You can see there's a lot of potential.

Basic Simmering Potpourri Recipe


If this idea interests you, start with a basic ingredient, like, say, a sliced orange, and build from there. Here's an example:

  1. Add one sliced orange to 2 cups of water in a heavy pot.
  2. Toss in 15 whole cloves, two cinnamon sticks and a couple of bay leaves. You could also add rose petals or some ginger.
  3. Bring the pot to a quick boil, and then reduce the heat to a delicate simmer.
  4. Set your stove timer for half an hour.
  5. The aroma will be evident as soon as the pot starts to produce steam. When the timer goes off, replace the water lost to evaporation and adjust the ingredients if you find the fragrance too weak or too strong. You may want to add a few allspice berries, more cinnamon -- who knows. Experimenting is half the fun.
  6. This is also the time to adjust the timer.  If there was a lot of water left in the pot, you may be able to reset it for 45 minutes; if there was just a little left, reset it for 20 minutes or so -- or add a bit more water this time. Remember, you're after a very light simmer.

After a trial run, you'll come up with all sorts of recipe ideas of your own.

This is an inexpensive and entertaining way to create a homey environment during a winter weekend. I tend to keep my home on the cool side, and the extra fragrance makes things cozier -- I even feel warmer. It may be an illusion, but if it works, I'm in.

It's a kinda green choice, too.

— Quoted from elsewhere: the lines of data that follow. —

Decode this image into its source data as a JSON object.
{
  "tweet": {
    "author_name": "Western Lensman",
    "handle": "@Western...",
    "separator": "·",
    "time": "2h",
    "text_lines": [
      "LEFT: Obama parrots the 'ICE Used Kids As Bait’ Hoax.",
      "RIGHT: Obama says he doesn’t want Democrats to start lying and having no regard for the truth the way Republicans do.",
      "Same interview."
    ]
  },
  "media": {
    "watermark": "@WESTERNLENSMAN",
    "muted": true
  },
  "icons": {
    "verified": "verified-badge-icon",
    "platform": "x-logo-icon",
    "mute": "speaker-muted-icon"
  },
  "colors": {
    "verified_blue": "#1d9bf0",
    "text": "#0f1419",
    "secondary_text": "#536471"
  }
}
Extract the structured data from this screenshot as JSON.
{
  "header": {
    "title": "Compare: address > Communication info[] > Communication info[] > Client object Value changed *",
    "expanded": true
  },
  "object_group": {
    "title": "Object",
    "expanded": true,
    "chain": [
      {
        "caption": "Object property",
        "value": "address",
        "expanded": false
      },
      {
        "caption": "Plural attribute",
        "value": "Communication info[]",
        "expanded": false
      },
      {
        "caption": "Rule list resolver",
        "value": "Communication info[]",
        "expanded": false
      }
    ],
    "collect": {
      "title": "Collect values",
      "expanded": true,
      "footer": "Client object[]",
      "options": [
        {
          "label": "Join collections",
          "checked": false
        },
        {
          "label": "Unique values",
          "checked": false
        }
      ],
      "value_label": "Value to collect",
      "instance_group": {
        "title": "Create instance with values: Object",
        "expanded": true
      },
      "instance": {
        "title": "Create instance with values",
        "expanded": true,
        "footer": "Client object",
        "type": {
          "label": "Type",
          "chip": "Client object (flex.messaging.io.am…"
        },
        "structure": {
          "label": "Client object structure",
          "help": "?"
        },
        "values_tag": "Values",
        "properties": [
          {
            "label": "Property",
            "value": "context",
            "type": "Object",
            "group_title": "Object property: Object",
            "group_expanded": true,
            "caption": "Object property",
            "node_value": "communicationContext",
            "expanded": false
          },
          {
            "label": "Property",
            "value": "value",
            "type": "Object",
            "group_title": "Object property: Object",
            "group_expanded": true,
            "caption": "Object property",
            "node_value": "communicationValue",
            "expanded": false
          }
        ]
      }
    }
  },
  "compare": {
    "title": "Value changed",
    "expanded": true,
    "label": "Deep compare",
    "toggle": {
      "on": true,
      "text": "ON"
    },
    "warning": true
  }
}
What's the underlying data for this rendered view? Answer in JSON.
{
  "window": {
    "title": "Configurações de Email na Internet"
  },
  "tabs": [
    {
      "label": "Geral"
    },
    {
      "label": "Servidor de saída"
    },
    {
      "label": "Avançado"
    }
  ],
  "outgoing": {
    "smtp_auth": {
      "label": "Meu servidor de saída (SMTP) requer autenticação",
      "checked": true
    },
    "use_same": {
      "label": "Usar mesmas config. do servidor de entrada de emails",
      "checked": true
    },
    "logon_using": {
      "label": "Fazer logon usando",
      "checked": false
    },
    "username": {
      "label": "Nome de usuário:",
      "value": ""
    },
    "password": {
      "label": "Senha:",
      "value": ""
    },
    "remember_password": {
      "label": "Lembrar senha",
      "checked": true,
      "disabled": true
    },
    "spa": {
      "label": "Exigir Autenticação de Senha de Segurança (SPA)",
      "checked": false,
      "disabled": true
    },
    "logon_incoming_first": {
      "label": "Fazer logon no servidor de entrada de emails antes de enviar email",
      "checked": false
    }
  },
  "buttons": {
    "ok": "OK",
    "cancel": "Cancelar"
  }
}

I'm making a room freshener with natural ingredients, and in the case of citrus, pear or apple peel, I'm using ingredients I'd otherwise discard -- or throw  on the compost pile.

I usually think of putting together a perfume pot when I know I'll have aromatics (peels or vanilla) leftover from other projects. I often work with spices during the holidays, so pulling out a little more for the pot is not a big deal.

Reusing Simmering Potpourri


Although the spices are pretty depleted at the end of a day simmering, I have refrigerated perfume pot ingredients and started them up again the next morning. That works, but the pot will need some revitalizing with added spices.

Thanks to a suggestion from a reader, this year I've started using my small slow cooker for perfume pot duty. This is an inspired idea, but I still like to bring the initial ingredients to a boil on the stove first and then pour them into the slow cooker. I get quicker results that way.

Give simmering pot potpourri a try this holiday.